I believe - quixotically I understand - that fossil fuels should be banned as quickly as is possible by the use of nuclear heat.
Biogas is a trivial source of methane, and it requires significant energy to separate it from carbon dioxide. It will never be carbon neutral. Hyping it, like hyping hydrogen, itself is a proposal for greenwashing fossil fuels.
Industrial hydrogen is best made - although very little actually is - from thermochemical water splitting, the most well understood process being the SI process. Modern advances in materials science make it accessible. There are many variants of this process, some of which are reported, and others which can certainly be conceived, and there are many other types of known thermochemical hydrogen cycles, each with its own set of aficionados. Unfortunately very few high temperature nuclear reactors have been built, but attention is being paid - too little, too late - to developing modern ones.

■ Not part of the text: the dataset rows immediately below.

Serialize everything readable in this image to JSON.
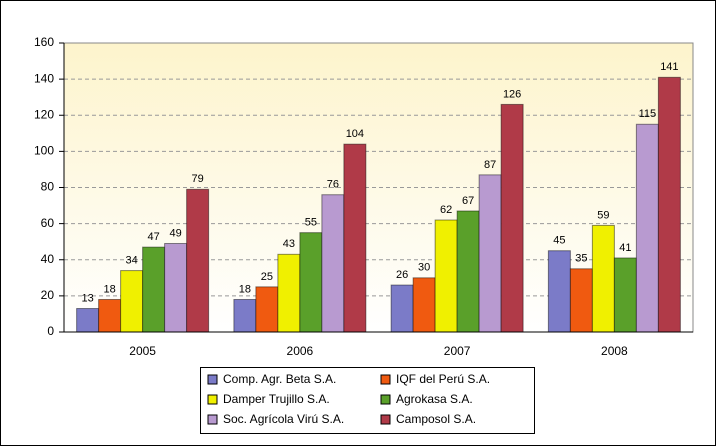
{
  "chart_data": {
    "type": "bar",
    "categories": [
      "2005",
      "2006",
      "2007",
      "2008"
    ],
    "series": [
      {
        "name": "Comp. Agr. Beta S.A.",
        "color": "#7b7bc8",
        "values": [
          13,
          18,
          26,
          45
        ]
      },
      {
        "name": "IQF del Perú S.A.",
        "color": "#f05a10",
        "values": [
          18,
          25,
          30,
          35
        ]
      },
      {
        "name": "Damper Trujillo S.A.",
        "color": "#f0f000",
        "values": [
          34,
          43,
          62,
          59
        ]
      },
      {
        "name": "Agrokasa S.A.",
        "color": "#5aa02a",
        "values": [
          47,
          55,
          67,
          41
        ]
      },
      {
        "name": "Soc. Agrícola Virú S.A.",
        "color": "#b89ad0",
        "values": [
          49,
          76,
          87,
          115
        ]
      },
      {
        "name": "Camposol S.A.",
        "color": "#b03a48",
        "values": [
          79,
          104,
          126,
          141
        ]
      }
    ],
    "ylim": [
      0,
      160
    ],
    "yticks": [
      0,
      20,
      40,
      60,
      80,
      100,
      120,
      140,
      160
    ],
    "grid": true
  }
}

Electric vehicles are not sustainable and as I reported with a reference, is actually dirtier than an internal combustion:
A paper addressing the idea that electric cars are "green."
In fact there is no form of the car CULTure that is sustainable over the long term, popular enthusiasm for it notwithstanding.
All in all, hydrogen is a fossil fuel promotion scam, slick perhaps, but just as useful as it was half a century ago when big time bullshit about started, waxing and waning over the decades. Even a dumb guy like Joe Romm understood this in the early 21st century. Things have gotten much, much worse since he wrote "The Hype About Hydrogen" in 2004, not that he shows any signs about waking up to the issue of primary energy.